Dari total 1.351 pegawai KPK yang mengikuti asesmen TWK, 1.274 orang lulus syarat minimal. Hanya 75 orang yang tidak memenuhi syarat. Dari jumlah tersebut akhirnya, 51 orang benar-benar TIDAK memenuhi syarat sehingga diberhentikan.

Secara porsentase, 51 orang diberhentikan dari 1.351 orang artinya 3,8% SDM di KPK yang tidak memenuhi persyaratan minimal agar layak bernaung di dalam sebuah institusi yang bernama "Komisi Pemberantasan Korupsi" atau KPK.

Secara prosentase angka 3,8% tidak terlalu signifikan sehingga perombakan di dalam tubuh organisasi dengan jumlah prosenstase tersebut sesungguhnya bukan sebuah kekhawatiran terjadinya revolusi fundamental terhadap AD atau ART instansi KPK. 

Mungkin saja istilah AD/ART terlalu umum dan luas, jadi tepatnya sebut saja tidak sesuai dengan Visi dan Misi KPK.

Dengan kata lain masih ada 96% SDM yang selaras dengan Visi dan Misi KPK yang juga masih terlalu panjang untuk diurai tetapi secara singkat Visi KPK adalah "Bersama Masyarakat Menurunkan TIingkat Korupsi dan Mewujudkan Indonesia Maju." Ada 4 butir rincian Visi KPK yang dapat dilihat di profil singkat KPK.

Di dalam "Misi" KPK ada 6 poin tugas utama, yakni pencegahan, monitoring, supervisi, koordinasi, penyelidikan-penyidikan-penuntutan dan pelaksanaan putusan hakim berkekuatan hukum.

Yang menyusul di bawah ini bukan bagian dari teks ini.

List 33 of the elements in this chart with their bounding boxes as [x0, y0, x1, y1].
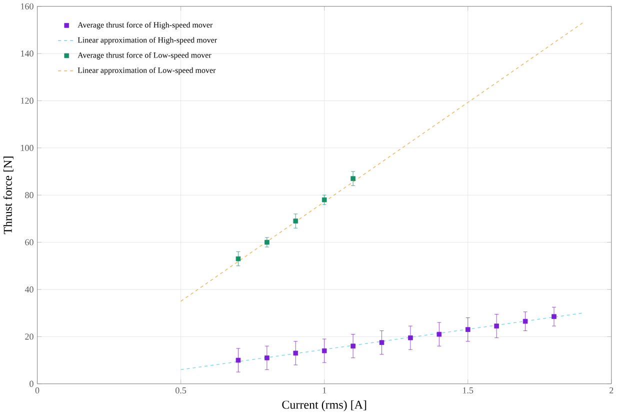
- point: [264, 356, 270, 360]
- point: [379, 340, 384, 346]
- x-tick-label: 0: [35, 388, 40, 394]
- y-axis-title: Thrust force [N]: [3, 156, 14, 234]
- point: [293, 350, 298, 356]
- point: [264, 240, 270, 245]
- point: [350, 344, 356, 349]
- point: [436, 332, 442, 337]
- point: [322, 198, 327, 202]
- point: [552, 314, 556, 320]
- y-tick-label: 140: [21, 50, 34, 57]
- x-tick-label: 2: [610, 388, 614, 394]
- point: [322, 348, 327, 354]
- y-tick-label: 0: [30, 381, 34, 388]
- point: [408, 336, 413, 340]
- point: [350, 176, 356, 182]
- x-tick-label: 1.5: [463, 388, 474, 394]
- point: [522, 319, 528, 324]
- y-tick-label: 80: [25, 192, 34, 198]
- y-tick-label: 40: [24, 286, 34, 293]
- point: [465, 327, 470, 332]
- y-tick-label: 100: [21, 145, 34, 152]
- x-tick-label: 1: [322, 388, 326, 394]
- y-tick-label: 120: [21, 98, 34, 104]
- point: [494, 324, 499, 329]
- point: [236, 256, 241, 262]
- x-axis-title: Current (rms) [A]: [282, 400, 366, 412]
- y-tick-label: 60: [25, 239, 34, 246]
- point: [293, 218, 298, 224]
- y-tick-label: 160: [21, 4, 34, 10]
- x-tick-label: 0.5: [176, 388, 186, 394]
- point: [236, 358, 241, 363]
- y-tick-label: 20: [25, 334, 34, 340]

Jika ada SDM yang diberhentikan baik secara parsial maupun massal seharusnya karena SDM tersebut tidak sesuai dengan visi dan misi KPK atau setidaknya tidak sesuai dengan filosofi dasar yaitu Keterbukaan, Kepastian Hukum, Akuntabilitas, Kepentingan Umum dan Proporsionalitas.

Di luar itu sebab lain pemecatan terhadap 51 pegawai KPK mungkin saja karena :

  • Pekerja mulai menerapkan paham-paham radikalisme
  • Membawa budaya yang bertolak belakang dengan Visi, Misi dan Filosofi dasar KPK
  • Terindikasi dalam jaringan bersekongkol dengan koruptor
  • Menciptakan zona nyaman termasuk lalai, mangkir dan indisplin
  • Lemahnya koordinasi pada bagian tertentu dengan bagian lain

Jika SDM dipecat karena sebagian atau seluruh kemungkinan di atas, wajar KPK memberhentikan tipe pekerja seperti itu walaupun seperti kurang kontrol dengan menambah penjelasan verbal "sudah tidak dapat dibina lagi."

Jika jernih berpikir, lebel "Sudah tidak dapat dibina lagi" mempunyai makna sangat luas karena secara eksplisit memperlihatkan telah ada beberapa tindakan persuasif sebelumnya agar para karyawan dimaksud fokus pada visi, misi dan filosofi dasar KPK. 

Mungkin saja di antara tindakan persuasif itu berbalut ancaman, jika melakukan pelanggaran atau jika tidak ada perubahan positif akan diberi sanksi hingga pemecatan.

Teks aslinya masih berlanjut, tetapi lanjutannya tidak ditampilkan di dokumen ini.